Die Mittel dazu u.a., neben Internet-„Communities”:
Rabatt- und Kundenkarten.
Seltsame
Prioritätensetzung mit fragwürdiger Relevanz
Wer
für ein paar Tausend Euro eingekauft und bei jeder
Zahlung mittels Bonuskarte irgendwelche virtuellen Punkte
angesammelt hat, bekommt zur Belohnung eine Sporttasche
oder einen mittelqualitativen DVD-Player geschenkt. „Prämie“
nennt sich das.
Kartenbesitzer,
die von solchen Bonusprogrammen überzeugt sind, neigen
gern zum „immerhin“ und „besser als gar
nichts“. Man erfreut sich an Kleinigkeiten und ist
sich nicht im geringsten bewusst, welch immensen Gegenwert
im Milliarden-Euro-Bereich das Ganze für die Datensammler
hinter den Karten hat.
Denn einzig und allein darum geht es natürlich: Um
die Daten des Kunden. Es geht um Informationen, die das
Kaufverhalten offenbaren und das Umsatzpotenzial, das der
Kunde dem Unternehmen bietet – zum Beispiel, indem
man ihn Dank seiner Datenüberlassung „noch gezielter”

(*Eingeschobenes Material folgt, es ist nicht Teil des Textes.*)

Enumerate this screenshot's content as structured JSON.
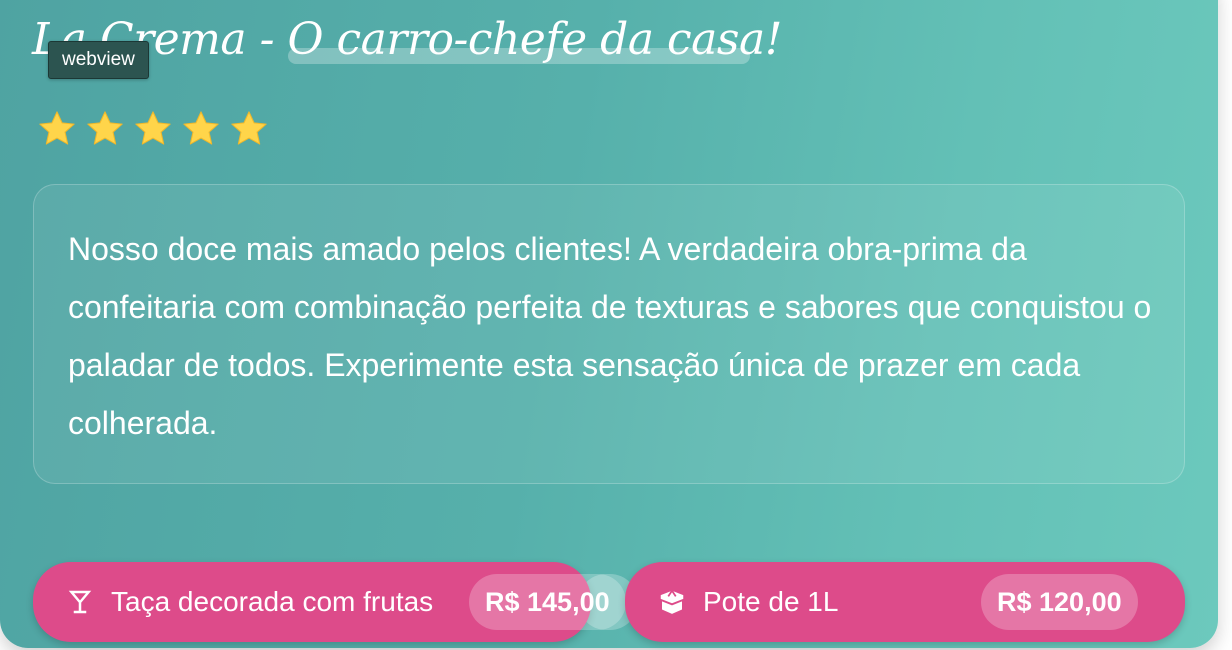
{
  "tag": {
    "label": "webview"
  },
  "product": {
    "title": "La Crema - O carro-chefe da casa!",
    "rating": 5,
    "rating_max": 5,
    "star_color": "#ffd54a",
    "description": "Nosso doce mais amado pelos clientes! A verdadeira obra-prima da confeitaria com combinação perfeita de texturas e sabores que conquistou o paladar de todos. Experimente esta sensação única de prazer em cada colherada."
  },
  "options": [
    {
      "label": "Taça decorada com frutas",
      "price": "R$ 145,00",
      "icon": "cocktail-glass-icon"
    },
    {
      "label": "Pote de 1L",
      "price": "R$ 120,00",
      "icon": "box-icon"
    }
  ],
  "colors": {
    "card_gradient_start": "#4fa3a2",
    "card_gradient_end": "#6cc9bd",
    "button": "#dd4b8a",
    "tag_bg": "#2c5450"
  }
}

mit Werbung überschütten kann.
Und
das beginnt bereits bei der Beantragung solcher Karten:
Laut Verbaucherschutz-Bundesverband werden hier immer deutlich
mehr Informationen erfragt als für das Bonusprogramm
nötig wären. „Die Unerfahrenheit der Verbraucher
in Sachen Datenschutz wird von einigen Firmen schamlos ausgenutzt",
so Prof. Dr. Edda Müller, aus dem Vorstand des Bundesverbandes.
Vom
Augenblick der Unterschrift an liefert der Kartenbesitzer
etliche Informationen frei Haus an Unternehmen, die er ansonsten
nicht einmal besten Freunden verraten würde. Zum Beispiel,
dass die neue Wohnzimmerlampe aus einem Sonderangebot bei
Aldi stammt. Und überhaupt, was er wann und wo zu welchem
Preis und zu welchem Rabatt mit welcher Zahlungsweise gekauft
hat. Abgelieferte Information mit der Gegenleistung von
ein paar virtuellen Punkten auf einem imaginären Punktekonto.
Kaum
jemandem ist bewusst und will auch nicht wirklich wissen,
was Unternehmen mit diesen Daten so alles anfangen. Erst
recht: in Verbindung mit einigen anderen Informationen aus
einem bunten Mix öffentlicher Statistiken, angereichert
mit Daten, die von Adresshändlern bezogen werden. So
kann es bei einer Bestellung in einem Internetshop passieren,
dass jemand als Zahlungsweise „Vorkasse“ präsentiert
bekommt, weil er beim Eintippen seiner Anschrift eine Postleitzahl
angegeben hat, die auf einen „sozialkritischen“
Stadtteil hinweist.
Während ein Bewohner derselben Stadt, jedoch in einem
„besseren“ Vorort wohnend, beim selben Bestellvorgang
im selben Internetshop durchaus auch auf Rechnung zahlen
darf.
Dasselbe
findet übrigens auch im Prüfverfahren bei Kreditanträgen
statt – wobei sich nicht jeder im Klaren darüber
ist, dass auch ein Kauf per Drei-Monats-Abstotterung einem
Kredit entspricht. Eine solche automatisierte Bewertung
von Kunden mittels eines so genannten „Scoring“-Systems
ist zwar per Datenschutzgesetz verboten, doch das will erst
einmal angeklagt und nachgewiesen sein.
Das
Ganze ist natürlich überhaupt erst durch die Computerisierung
des Alltags und der datentechnischen Vernetzung möglich
geworden, wie auch die Idee und Realisierung von Bonus-,
Rabatt- und Kundenkarten erst dadurch entstanden ist.
Doch dass ein solches System funktionieren kann, dafür
sorgen Menschen, die den tatsächlichen Wert ihrer Daten
völlig unterschätzen: Weil man Informationen nicht
verlieren kann, weil sie einem nicht weggenommen werden
können, empfinden sie deren Weitergabe nicht als Verlust.